Wie sich das Glas, mit dem Aufdruck der berühmten geografischen Herkunft, in den muffigen Proberaum einer noch jungen Hildesheimer Stoner-Rockband verirrte, ist wohl nicht mehr ganz zu klären. Es sind Situationen, für die Rock-Klischees gemacht scheinen: Die Tüte ist schon ein paar mal rumgegangen, die eine oder andere Flasche Bier ist auch schon in der Hand warmgeworden —besser man denkt auch in dieser Lage an eine ausgewogene Ernährung: Ein Glas Kalamata-Oliven, etwas Feta Käse, und dazu ein Stückchen ofenwarmes Weißbrot. Genährt von kulinarischer Inspiration, war er wohl plötzlich da, dieser bedeutsame Moment in der Historie jeder Musikgruppe. Der Moment in dem der Name für die Band gefunden werden mußte. Das Oliven-Glas stand noch in Sichtweite zwischen überquellenden Aschenbeschern, havarierten Getränkedosen und dem üblichen Inventar von Bandkellern – diesen tropfsteinartigen, wachsbekleckerten Kerzenleuchten – herum. Irgendwer nimmt das Glas in die Hand und blickt entrückt durch die geweiteten Pupillen auf den klanghaften Namen der Anbauregion. KALAMATA, das klingt wie ein Gitarrenriff: Ein hämmernder Rhytmus, der sich aus dem steten Wechsel verschiedener Konsonanten und des immergleichen Vokals ergibt. Dass man die Band im Anschluss an das Olivenglas-Namefinding einfach so wie die Olive nannte, war nur logisch. Es war auch nur konsequent, dass die erste Tour die Musiker in das Herkunftsland ihres Bandnamens führte. Die lebendige griechische Musikszene empfing die Band aus Deutschland mit offenen Armen. Man feierte zum Schalldruck des entsteinten Stoner-Rocks der Hildesheimer mächtig ab, im Land der Zypressen, Olivenhaine und Tempelruinen. Bleibender Eindruck: Kultur geht immer dort am steilsten, wo die Not sie erfinderisch macht.

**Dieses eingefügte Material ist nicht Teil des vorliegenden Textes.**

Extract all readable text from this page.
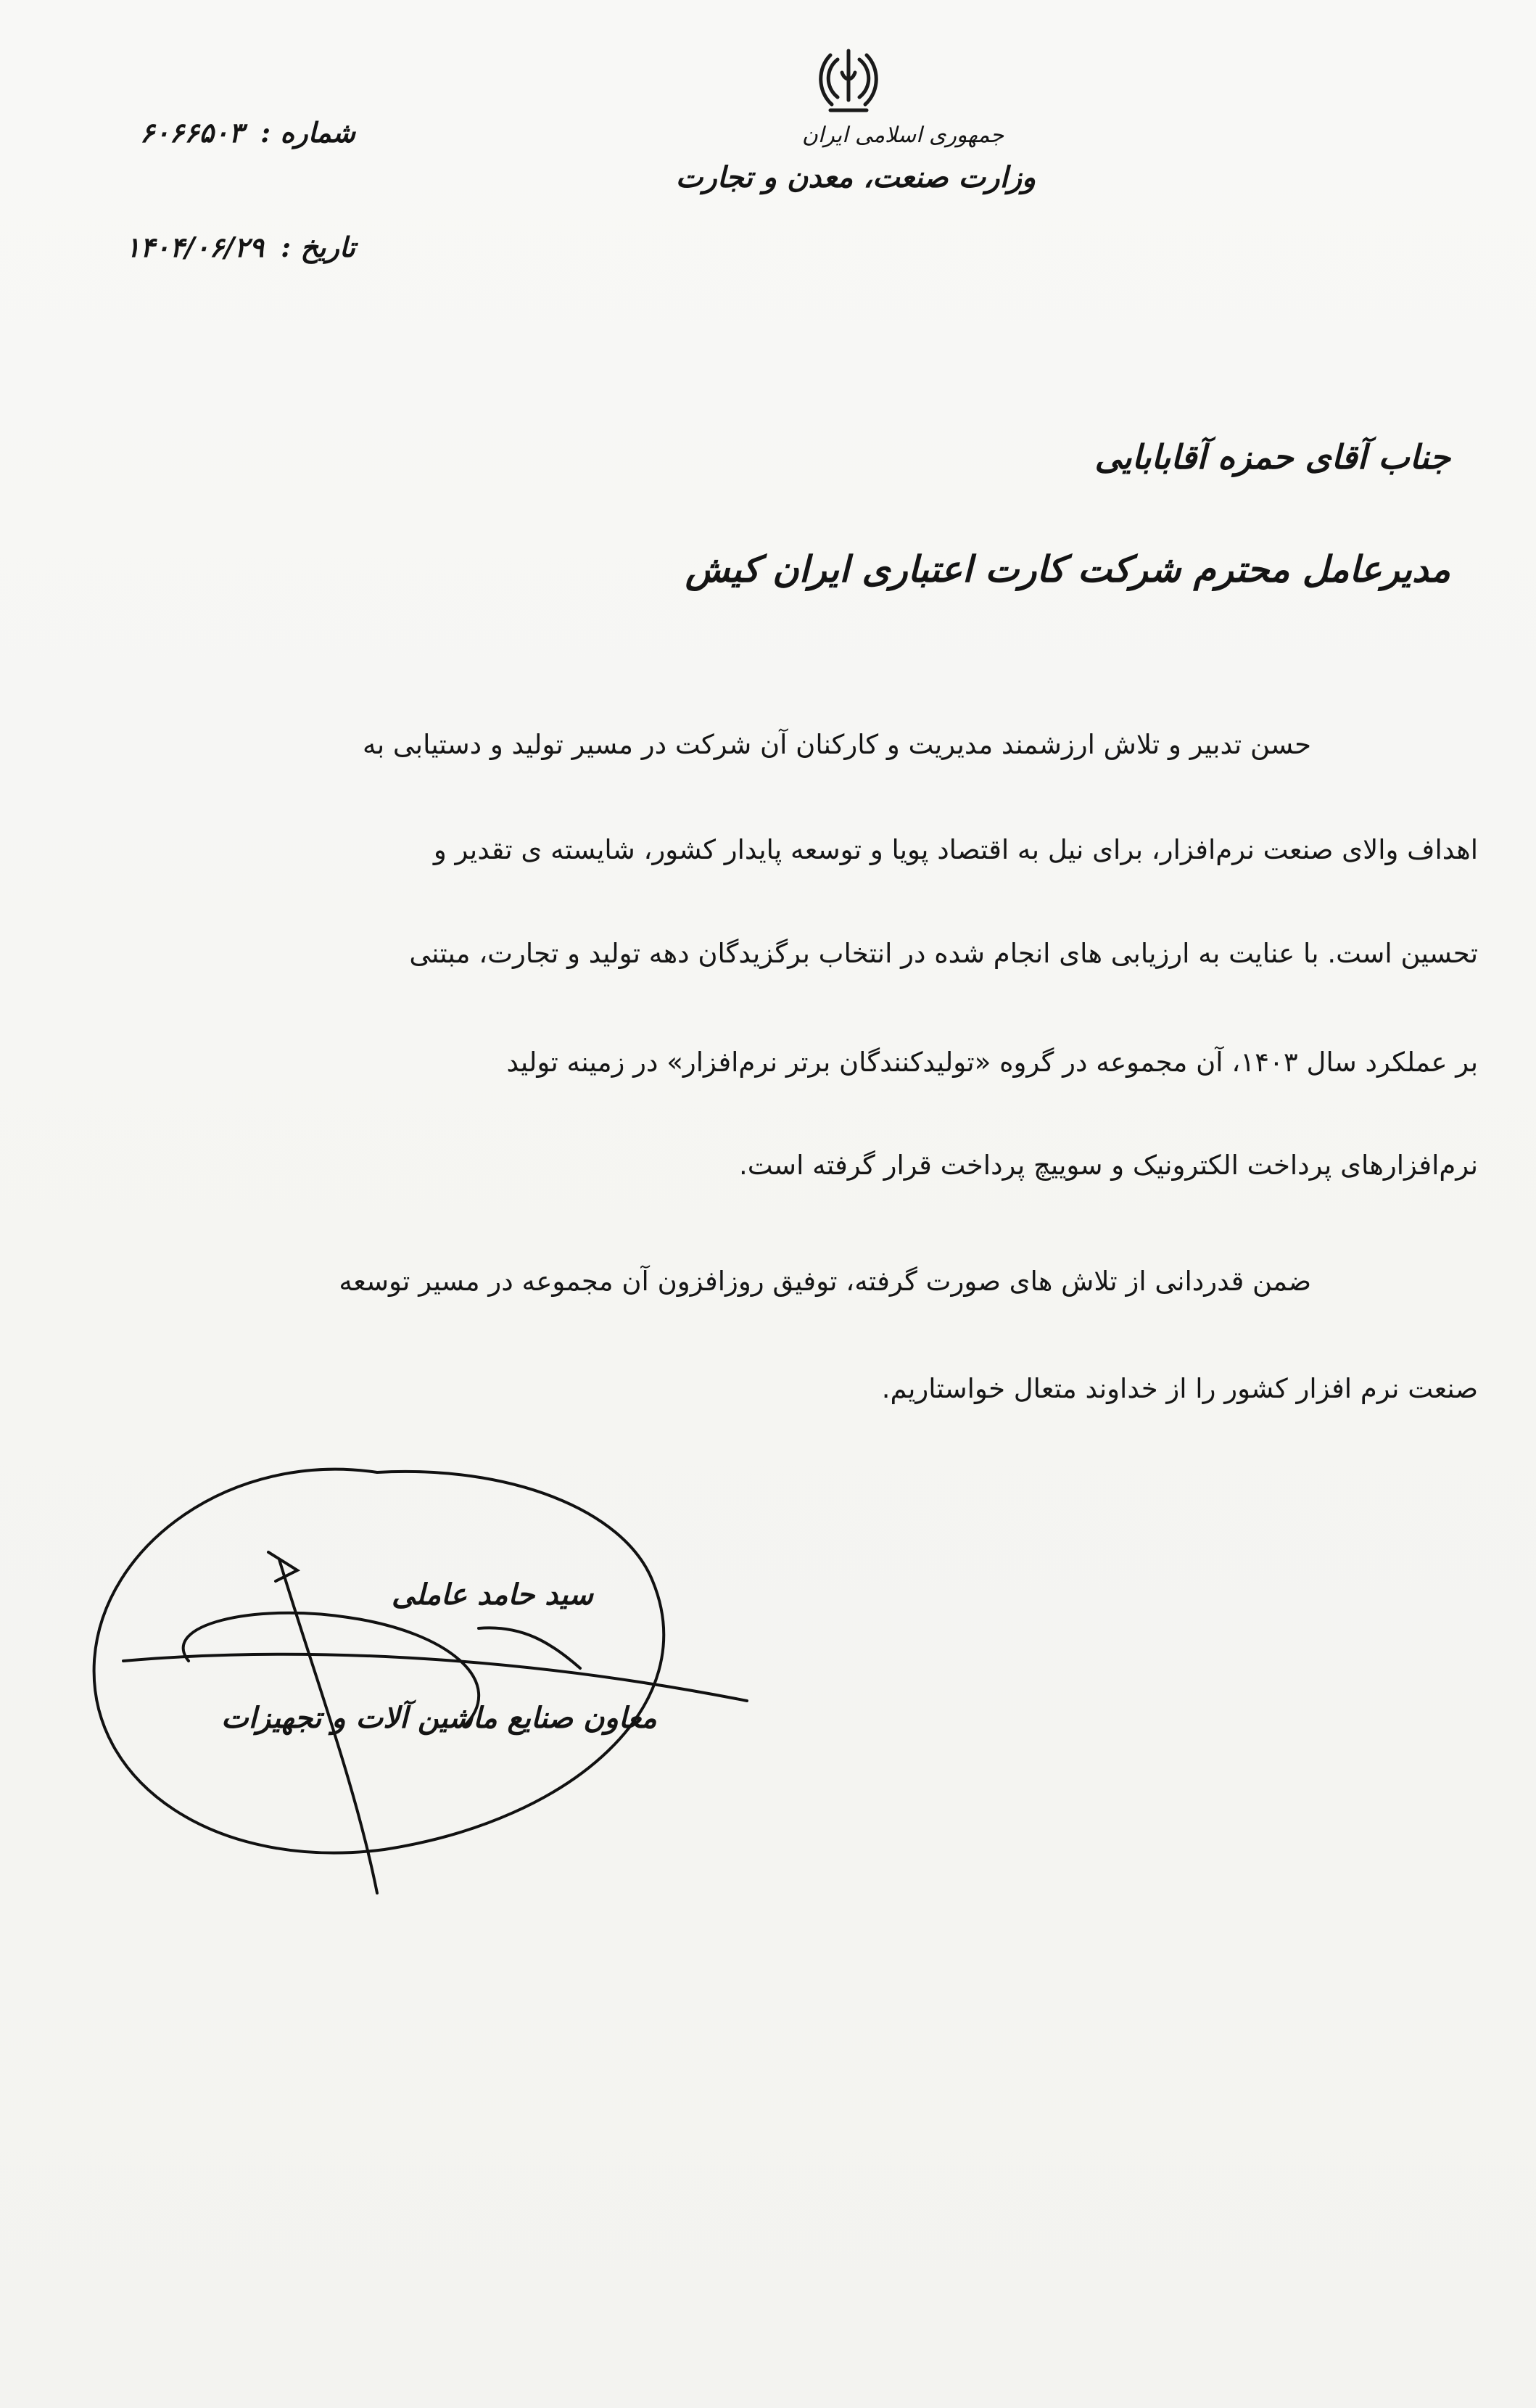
جمهوری اسلامی ایران
وزارت صنعت، معدن و تجارت
شماره : ۶۰۶۶۵۰۳
تاریخ : ۱۴۰۴/۰۶/۲۹
جناب آقای حمزه آقابابایی
مدیرعامل محترم شرکت کارت اعتباری ایران کیش
حسن تدبیر و تلاش ارزشمند مدیریت و کارکنان آن شرکت در مسیر تولید و دستیابی به
اهداف والای صنعت نرم‌افزار، برای نیل به اقتصاد پویا و توسعه پایدار کشور، شایسته ی تقدیر و
تحسین است. با عنایت به ارزیابی های انجام شده در انتخاب برگزیدگان دهه تولید و تجارت، مبتنی
بر عملکرد سال ۱۴۰۳، آن مجموعه در گروه «تولیدکنندگان برتر نرم‌افزار» در زمینه تولید
نرم‌افزارهای پرداخت الکترونیک و سوییچ پرداخت قرار گرفته است.
ضمن قدردانی از تلاش های صورت گرفته، توفیق روزافزون آن مجموعه در مسیر توسعه
صنعت نرم افزار کشور را از خداوند متعال خواستاریم.
سید حامد عاملی
معاون صنایع ماشین آلات و تجهیزات
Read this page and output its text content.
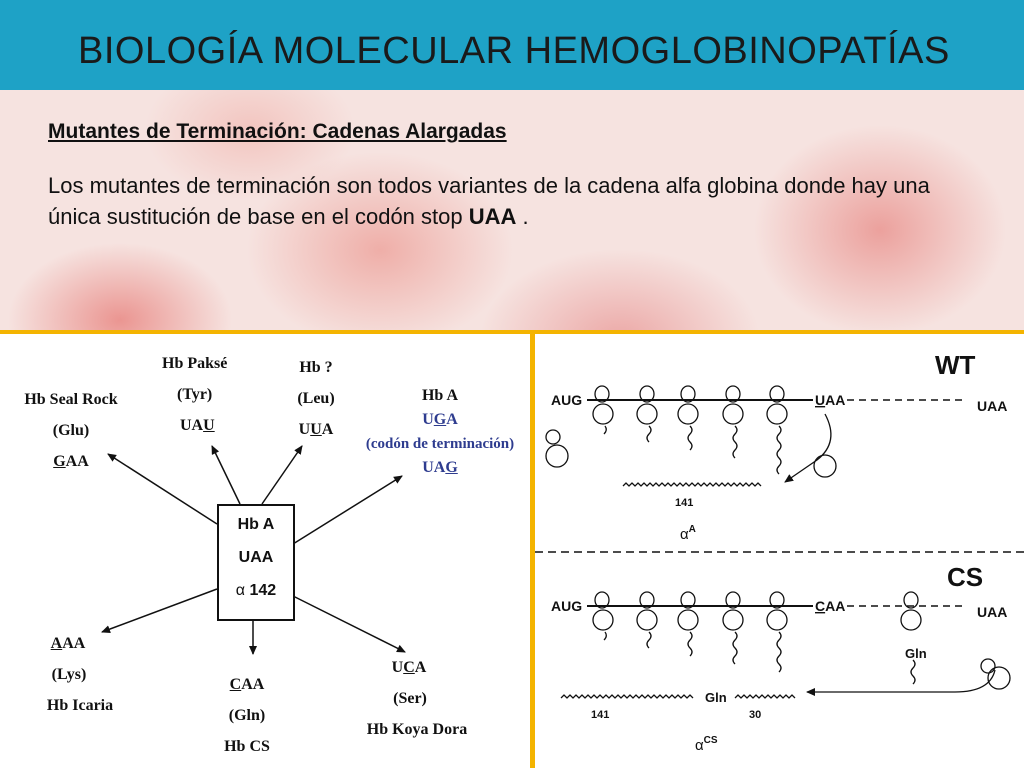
BIOLOGÍA MOLECULAR HEMOGLOBINOPATÍAS
Mutantes de Terminación: Cadenas Alargadas
Los mutantes de terminación son todos variantes de la cadena alfa globina donde hay una única sustitución de base en el codón stop UAA .
Hb A
UAA
α 142
Hb Seal Rock
(Glu)
GAA
Hb Paksé
(Tyr)
UAU
Hb ?
(Leu)
UUA
Hb A
UGA
(codón de terminación)
UAG
AAA
(Lys)
Hb Icaria
CAA
(Gln)
Hb CS
UCA
(Ser)
Hb Koya Dora
WT
AUG	UAA	UAA
141
$\alpha^A$
CS
AUG	CAA	UAA
Gln
Gln
141	30
$\alpha^{CS}$
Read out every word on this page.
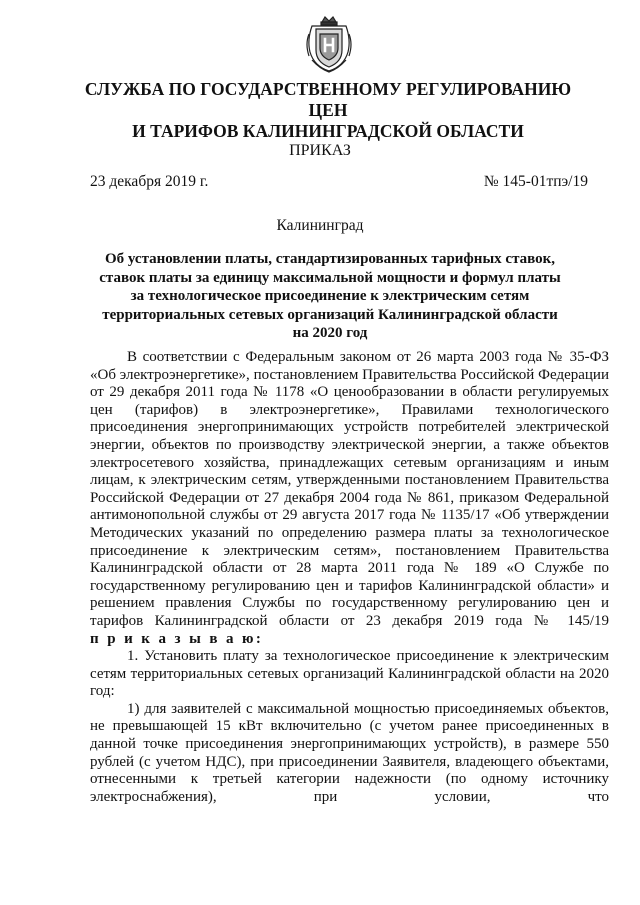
СЛУЖБА ПО ГОСУДАРСТВЕННОМУ РЕГУЛИРОВАНИЮ ЦЕН
И ТАРИФОВ КАЛИНИНГРАДСКОЙ ОБЛАСТИ
ПРИКАЗ
23 декабря 2019 г.	№ 145-01тпэ/19
Калининград
Об установлении платы, стандартизированных тарифных ставок,
ставок платы за единицу максимальной мощности и формул платы
за технологическое присоединение к электрическим сетям
территориальных сетевых организаций Калининградской области
на 2020 год

В соответствии с Федеральным законом от 26 марта 2003 года № 35-ФЗ «Об электроэнергетике», постановлением Правительства Российской Федерации от 29 декабря 2011 года № 1178 «О ценообразовании в области регулируемых цен (тарифов) в электроэнергетике», Правилами технологического присоединения энергопринимающих устройств потребителей электрической энергии, объектов по производству электрической энергии, а также объектов электросетевого хозяйства, принадлежащих сетевым организациям и иным лицам, к электрическим сетям, утвержденными постановлением Правительства Российской Федерации от 27 декабря 2004 года № 861, приказом Федеральной антимонопольной службы от 29 августа 2017 года № 1135/17 «Об утверждении Методических указаний по определению размера платы за технологическое присоединение к электрическим сетям», постановлением Правительства Калининградской области от 28 марта 2011 года № 189 «О Службе по государственному регулированию цен и тарифов Калининградской области» и решением правления Службы по государственному регулированию цен и тарифов Калининградской области от 23 декабря 2019 года № 145/19

п р и к а з ы в а ю:

1. Установить плату за технологическое присоединение к электрическим сетям территориальных сетевых организаций Калининградской области на 2020 год:

1) для заявителей с максимальной мощностью присоединяемых объектов, не превышающей 15 кВт включительно (с учетом ранее присоединенных в данной точке присоединения энергопринимающих устройств), в размере 550 рублей (с учетом НДС), при присоединении Заявителя, владеющего объектами, отнесенными к третьей категории надежности (по одному источнику электроснабжения), при условии, что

Mittlerweile ist mein Kumpel Maiki schon zum zweiten Mal im sonnigen Süden auf Tour gewesen, der Trip scheint fast zum jährlichen Ritual zu werden. Maiki hatte lange auf die Musikkarriere warten müssen, seine Musikalität war über die Jahre gereift wie ein guter Wein. Die Wendungen des Schicksals hatten die Band und ihre Mitglieder zusammengebracht, genauso wie die Wendungen des Schicksals ihre Musik formten. Letzendlich entstammt auch der Name der Band der Kategorie schicksalhafte Wendung. Allesamt sind sie Familieinväter, anfang vierzig, gehen geregelten Jobs nach und sind, nach zwei gefeierten Studioalben, eine feste Größe der europäischen Wüstenrock-Szene. In letzter Zeit mit deutlich mehr Konzertanfragen ausserhalb der Ägäis und der Hildesheimer Börde.